Кроме того, одно из недавних исследований выявило половую дифференциацию последствий сексуального насилия в детстве. В частности, было обнаружено, что вероятность возникновения сексуальных дисфункций у мужчин, перенесших в детстве насилие, ниже, чем у женщин (Sarwer et al., 1997). Однако было проведено и другое исследование. В нем выборку составили 1500 молодых людей в возрасте от 12 до 19 лет, половина из которых подверглась насилию в детстве. Это исследование показало, что мужчины, ставшие жертвами сексуального насилия, испытывают значительно более серьезные эмоциональные и поведенческие проблемы, чем женщины, оказавшиеся в такой же ситуации (Garnefski & Diekstra, 1997). Среди мальчиков, подвергшихся насилию в детстве, 65 % (по сравнению с 38 % девушек) сообщили о наличии проблем в самых разных сферах жизни. Некоторые половые различия, также упомянутые в этом исследовании, мы приводим в следующих категориях:

1. Склонность к суициду (суицидальные мысли или попытки) в 5 раз чаще наблюдается у женщин, ставших жертвами сексуального насилия в детстве, чем у тех, кто никогда не подвергался насилию, и почти в 11 раз чаще у мужчин, переживших насилие в детстве, чем у их благополучных сверстников.

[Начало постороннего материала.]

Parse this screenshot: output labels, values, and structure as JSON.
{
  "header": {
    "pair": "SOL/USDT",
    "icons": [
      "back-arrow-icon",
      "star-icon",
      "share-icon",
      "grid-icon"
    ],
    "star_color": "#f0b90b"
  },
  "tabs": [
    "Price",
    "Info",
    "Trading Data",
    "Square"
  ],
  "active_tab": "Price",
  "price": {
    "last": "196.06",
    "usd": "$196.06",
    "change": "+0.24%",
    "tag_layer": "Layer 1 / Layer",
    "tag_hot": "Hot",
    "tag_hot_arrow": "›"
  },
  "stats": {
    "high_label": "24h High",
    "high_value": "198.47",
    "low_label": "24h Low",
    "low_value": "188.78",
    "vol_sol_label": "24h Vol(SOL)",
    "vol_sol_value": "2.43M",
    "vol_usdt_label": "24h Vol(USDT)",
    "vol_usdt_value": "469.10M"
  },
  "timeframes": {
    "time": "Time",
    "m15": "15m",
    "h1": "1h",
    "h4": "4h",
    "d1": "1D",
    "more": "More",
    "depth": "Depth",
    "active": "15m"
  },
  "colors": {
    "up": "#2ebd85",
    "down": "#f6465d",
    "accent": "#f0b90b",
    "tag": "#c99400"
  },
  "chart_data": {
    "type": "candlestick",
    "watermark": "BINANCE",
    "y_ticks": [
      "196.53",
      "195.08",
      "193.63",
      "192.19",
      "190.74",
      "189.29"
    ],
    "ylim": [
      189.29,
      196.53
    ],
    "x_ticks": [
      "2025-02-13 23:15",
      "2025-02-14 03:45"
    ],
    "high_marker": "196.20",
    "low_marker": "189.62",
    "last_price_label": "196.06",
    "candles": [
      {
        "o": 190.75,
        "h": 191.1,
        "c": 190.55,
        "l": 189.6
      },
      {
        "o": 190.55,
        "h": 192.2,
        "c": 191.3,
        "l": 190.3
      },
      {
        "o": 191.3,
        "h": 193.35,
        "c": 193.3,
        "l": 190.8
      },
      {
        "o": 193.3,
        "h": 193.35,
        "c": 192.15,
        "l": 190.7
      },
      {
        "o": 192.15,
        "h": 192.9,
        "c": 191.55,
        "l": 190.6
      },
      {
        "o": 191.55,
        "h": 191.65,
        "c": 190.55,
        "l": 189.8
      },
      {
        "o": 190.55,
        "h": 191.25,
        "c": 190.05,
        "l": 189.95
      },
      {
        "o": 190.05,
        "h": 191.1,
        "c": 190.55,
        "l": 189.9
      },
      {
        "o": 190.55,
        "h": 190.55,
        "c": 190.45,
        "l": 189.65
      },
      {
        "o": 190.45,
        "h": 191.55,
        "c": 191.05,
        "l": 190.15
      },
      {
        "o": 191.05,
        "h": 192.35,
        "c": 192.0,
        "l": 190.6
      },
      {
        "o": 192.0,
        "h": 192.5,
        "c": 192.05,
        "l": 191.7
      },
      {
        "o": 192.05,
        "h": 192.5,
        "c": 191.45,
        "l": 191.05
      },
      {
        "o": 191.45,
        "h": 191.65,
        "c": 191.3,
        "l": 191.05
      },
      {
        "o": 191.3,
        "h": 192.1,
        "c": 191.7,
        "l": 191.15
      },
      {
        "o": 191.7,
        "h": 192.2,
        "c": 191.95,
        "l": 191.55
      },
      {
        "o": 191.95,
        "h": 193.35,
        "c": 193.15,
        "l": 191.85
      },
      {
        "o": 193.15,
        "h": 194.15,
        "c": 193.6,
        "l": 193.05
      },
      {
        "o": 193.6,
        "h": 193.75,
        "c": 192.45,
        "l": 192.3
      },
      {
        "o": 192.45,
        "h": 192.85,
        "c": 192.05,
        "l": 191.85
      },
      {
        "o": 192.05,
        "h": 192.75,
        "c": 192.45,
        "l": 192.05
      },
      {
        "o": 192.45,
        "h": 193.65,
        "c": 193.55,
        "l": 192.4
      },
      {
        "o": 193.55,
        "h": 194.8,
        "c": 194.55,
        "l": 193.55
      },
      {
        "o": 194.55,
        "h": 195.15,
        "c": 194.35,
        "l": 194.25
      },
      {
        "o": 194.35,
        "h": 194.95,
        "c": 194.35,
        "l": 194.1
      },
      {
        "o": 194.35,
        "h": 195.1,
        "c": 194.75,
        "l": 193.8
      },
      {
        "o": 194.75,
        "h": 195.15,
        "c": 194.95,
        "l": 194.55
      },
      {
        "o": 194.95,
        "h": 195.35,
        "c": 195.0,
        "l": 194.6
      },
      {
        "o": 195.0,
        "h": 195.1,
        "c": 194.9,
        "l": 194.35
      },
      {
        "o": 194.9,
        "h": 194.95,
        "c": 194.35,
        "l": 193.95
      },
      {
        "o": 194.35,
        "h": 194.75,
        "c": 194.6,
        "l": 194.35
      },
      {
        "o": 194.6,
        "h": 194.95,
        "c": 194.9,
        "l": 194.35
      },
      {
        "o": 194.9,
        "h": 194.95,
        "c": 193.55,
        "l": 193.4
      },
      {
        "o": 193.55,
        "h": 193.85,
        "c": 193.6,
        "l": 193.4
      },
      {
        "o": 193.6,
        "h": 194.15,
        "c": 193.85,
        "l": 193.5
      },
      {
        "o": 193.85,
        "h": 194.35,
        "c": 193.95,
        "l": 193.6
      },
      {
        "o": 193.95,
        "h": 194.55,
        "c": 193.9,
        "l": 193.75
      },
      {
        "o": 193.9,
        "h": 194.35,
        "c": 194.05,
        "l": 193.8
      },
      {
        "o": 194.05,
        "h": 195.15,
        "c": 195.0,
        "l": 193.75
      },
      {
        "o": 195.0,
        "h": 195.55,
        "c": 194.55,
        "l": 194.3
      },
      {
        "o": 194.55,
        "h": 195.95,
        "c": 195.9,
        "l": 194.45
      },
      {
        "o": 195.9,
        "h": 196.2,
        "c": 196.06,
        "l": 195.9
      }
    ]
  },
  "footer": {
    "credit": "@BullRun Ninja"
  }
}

2. Эмоциональные проблемы, в 2,5 раза чаще встречающиеся у женщин, в детстве подвергшихся насилию, по сравнению с остальными, наблюдаются у мужчин-жертв насилия в 6 раз чаще, чем у других представителей сильного пола.

3. Агрессивное/противоправное поведение и поведение, создающее риск формирования зависимости, среди жертв насилия в детском возрасте намного чаще наблюдается у мужчин, чем у женщин.